Capter la puissance créatrice brute d’un projet dont la teneur musicale est aussi riche et profonde qu’élusive parce qu’insaisissable, spontanée, inimitable, c’est une tâche presque utopique. Mais on y arrive chez Tour de bras. C’est pas moins de trois disques que ça prend pour le faire.
Ce que ça prend aussi, c’est du temps. Du temps pour écouter ce corpus. De l’espace aussi. De l’espace mental pour se laisser happer en toute brutalité politicoartistique par une musique qui veut tout sauf nous conforter dans nos valeurs. C’est le son de la révolution. Shrug.
Et ça ne prend pas la tête à Gilles Vigneault pour comprendre que leur projet de société était d’une subversion totale. Yves Charbonneau déclare même qu’«avant d’être musicien, je suis révolutionnaire. Au lieu d’avoir une mitraillette, j’ai une trompette. Aux autres, je prêche la liberté en disant: jouez libre, vous aussi».
Free jazz en trois temps
En 1970, pour vivre selon leurs règles, ils font comme plusieurs autres hippies et fondent une commune dans un village des Cantons-de-l’Est. La ferme sur laquelle ils établissent le «Petit Québec libre» (c’est le nom qu’ils donnent à la commune) avait servi de planque à des membres du FLQ quelques années auparavant. Inutile de dire que les autorités ont un œil rivé sur leurs activités.

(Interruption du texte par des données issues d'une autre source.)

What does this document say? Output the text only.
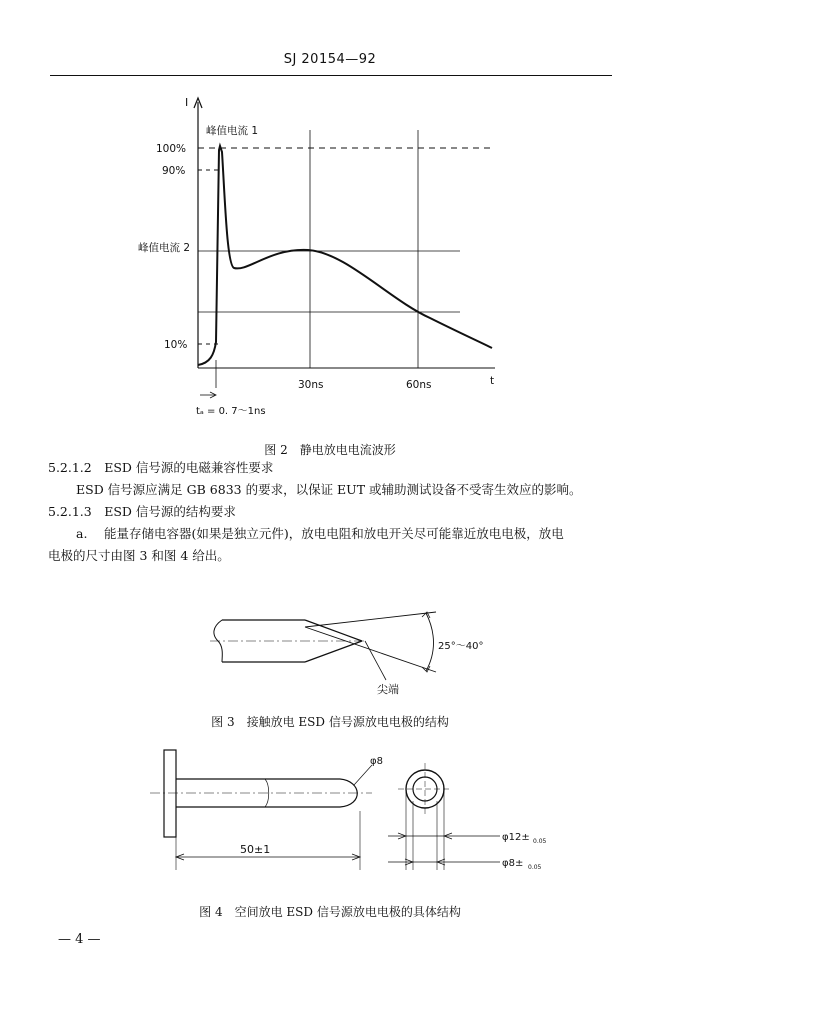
SJ 20154—92
I
峰值电流 1
100%
90%
峰值电流 2
10%
30ns	60ns	t
tₐ = 0. 7～1ns
图 2　静电放电电流波形
5.2.1.2　ESD 信号源的电磁兼容性要求
ESD 信号源应满足 GB 6833 的要求，以保证 EUT 或辅助测试设备不受寄生效应的影响。
5.2.1.3　ESD 信号源的结构要求
a. 能量存储电容器(如果是独立元件)，放电电阻和放电开关尽可能靠近放电电极，放电
电极的尺寸由图 3 和图 4 给出。
25°～40°
尖端
图 3　接触放电 ESD 信号源放电电极的结构
φ8
50±1
φ12± 0.05
φ8± 0.05
图 4　空间放电 ESD 信号源放电电极的具体结构
— 4 —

D’ailleurs, les forces de l’ordre sont arrivées à faire déguerpir les pas propres. Selon les infos recueillies par Eric Fillion, ce serait des agents «agitateurs» de la GRC qui auraient mis le feu à la grange où les concerts se déroulaient, en 1972. Tour de bras nous offre des extraits de spectacles enregistrés dans cette feue commune.
Pour faire essaimer ses idées révolutionnaires, le quatuor trouve le moyen d’obtenir du financement par l’entremise du Programme des initiatives locales (PIL) du gouvernement pour partir en tournée d’animation sociale. Grâce au fonds, de février à novembre ’72, ils donnent des ateliers d’improvisation musicale qu’ils appellent «concerts-forums» dans des secteurs «culturellement défavorisés», genre l’est de Montréal. Genre «les régions». Y a des enregistrements de ça aussi dans le coffret de Tour de bras.
Puis, en ’73, ils retournent en zone urbaine, dans une salle de spectacle qu’ils nomment L’Amorce. Ils y donnent plusieurs concerts avant qu’elle ne passe au feu, à l’instar de la grange de la commune du Petit Québec libre. C’était en 1974. Précisons qu’à défaut de pouvoir donner la cause exacte de l’incendie, en raison d’une rapide fermeture du dossier par la police, on ne peut qu’affirmer que L’Amorce a brûlé dans des circonstances suspectes. Le QJLQ se dissout par la suite. Par chance, Tour de bras a retrouvé des enregistrements captés à L’Amorce, qui se retrouvent aussi sur son coffret.
Jazz libre pour tous?
Là où le QJLQ a échoué, c’est dans sa tentative de rejoindre le commun des mortels. La teneur hautement artistique et foncièrement déconstruite de sa création en fait une bête difficile à dompter, voire impossible à considérer pour le Jean-Tremblay-de-tous-les-jours. Certains musiciens le regrettent, d’autres désiraient provoquer des réactions épidermiques et de répulsion.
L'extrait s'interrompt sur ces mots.